# CM Nepton 240M WLP erneut auftragen?



## Tritake (13. Januar 2016)

Hallo Leute,

ich habe gestern meine CoolerMaster Nepton 240M Wakü installiert!


Nun zu meiner Frage:

Habe die WLP *Thermalright Chill Factor 3 *dünn aber gut bedeckt aufgetragen.

Jedoch habe ich die Pumpe wieder abmontieren müssen, da ein Bolzen eine Schraube nicht angezogen hat und dieser ausgetauscht werden musste!

Jetzt sitzt die Pumpe perfekt.
Habe aber da alles in einem Zeitraum von ca. 20min geschehen ist, die WLP nicht erneut aufgetragen!


Nun sollte ich das machen oder nicht?

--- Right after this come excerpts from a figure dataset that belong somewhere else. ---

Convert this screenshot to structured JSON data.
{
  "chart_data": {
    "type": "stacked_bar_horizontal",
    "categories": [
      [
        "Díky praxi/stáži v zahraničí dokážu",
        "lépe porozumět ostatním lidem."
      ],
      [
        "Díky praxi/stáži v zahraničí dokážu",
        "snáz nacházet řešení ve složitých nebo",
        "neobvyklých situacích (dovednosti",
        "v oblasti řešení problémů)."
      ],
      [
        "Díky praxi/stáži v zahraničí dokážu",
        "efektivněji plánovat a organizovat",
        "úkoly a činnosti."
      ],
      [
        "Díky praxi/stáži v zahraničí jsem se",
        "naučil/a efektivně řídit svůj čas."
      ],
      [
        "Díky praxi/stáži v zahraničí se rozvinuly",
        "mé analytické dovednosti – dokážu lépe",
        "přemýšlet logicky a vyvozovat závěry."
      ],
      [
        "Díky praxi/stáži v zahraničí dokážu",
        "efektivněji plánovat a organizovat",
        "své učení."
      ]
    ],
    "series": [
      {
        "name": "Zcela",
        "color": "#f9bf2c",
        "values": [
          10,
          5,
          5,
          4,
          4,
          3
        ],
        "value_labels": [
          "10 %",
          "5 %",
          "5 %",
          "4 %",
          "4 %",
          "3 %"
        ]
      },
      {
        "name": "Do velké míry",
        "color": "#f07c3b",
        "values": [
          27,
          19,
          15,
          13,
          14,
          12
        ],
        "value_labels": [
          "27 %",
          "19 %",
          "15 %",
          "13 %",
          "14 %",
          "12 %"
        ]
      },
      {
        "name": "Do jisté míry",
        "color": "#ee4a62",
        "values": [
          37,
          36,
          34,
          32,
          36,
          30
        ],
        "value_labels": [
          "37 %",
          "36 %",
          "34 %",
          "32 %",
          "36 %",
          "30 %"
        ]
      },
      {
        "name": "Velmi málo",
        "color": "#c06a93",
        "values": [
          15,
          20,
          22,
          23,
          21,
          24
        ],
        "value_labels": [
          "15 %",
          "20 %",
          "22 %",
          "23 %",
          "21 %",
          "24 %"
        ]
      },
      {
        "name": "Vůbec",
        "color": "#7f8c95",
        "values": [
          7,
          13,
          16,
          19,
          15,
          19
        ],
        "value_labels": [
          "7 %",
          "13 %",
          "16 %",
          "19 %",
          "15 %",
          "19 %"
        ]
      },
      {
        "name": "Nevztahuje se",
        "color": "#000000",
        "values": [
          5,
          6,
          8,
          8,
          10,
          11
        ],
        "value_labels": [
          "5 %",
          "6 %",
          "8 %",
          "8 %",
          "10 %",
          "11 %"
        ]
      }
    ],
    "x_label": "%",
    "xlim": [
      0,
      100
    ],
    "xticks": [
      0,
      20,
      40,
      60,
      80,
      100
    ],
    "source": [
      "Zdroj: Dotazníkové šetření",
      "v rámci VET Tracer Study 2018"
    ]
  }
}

Was meint Ihr?


Dank euch

Grüße


----------



## MF13 (13. Januar 2016)

Ich würde sage, das ist nicht nötig, sofern die Temps unter Last stimmen und sofern du aufgepasst hast, nicht in die WLP am Kühler oder auf der CPU zu greifen. 
Als ich nach dem Zusammenbau des PCs feststellte, dass mein Mainboard defekt war, und dann aufs neue Mainboard umbaute, habe ich auch die WLP nicht getauscht, weil der PC bis dahin einerseits noch nicht gelaufen war - wie auch?  - und andererseits ich meine Tube WLP leider verlegt hatte  Jedenfalls habe ich trotzdem super Temperaturen, auch unter Prime95.


----------



## Tritake (14. Januar 2016)

MF13 schrieb:


> Ich würde sage, das ist nicht nötig, sofern die Temps unter Last stimmen und sofern du aufgepasst hast, nicht in die WLP am Kühler oder auf der CPU zu greifen.
> Als ich nach dem Zusammenbau des PCs feststellte, dass mein Mainboard defekt war, und dann aufs neue Mainboard umbaute, habe ich auch die WLP nicht getauscht, weil der PC bis dahin einerseits noch nicht gelaufen war - wie auch?  - und andererseits ich meine Tube WLP leider verlegt hatte  Jedenfalls habe ich trotzdem super Temperaturen, auch unter Prime95.





Vielen Dank für deine Antwort!

Gut dann werde ich alles so lassen.

Windows kommt erst am Wochenende drauf aber im BIOS hat die CPU permanent 33°C (steht auf dem Fußboden mit Fußbodenheizung! Die CPU ist ein i7 4790k!


----------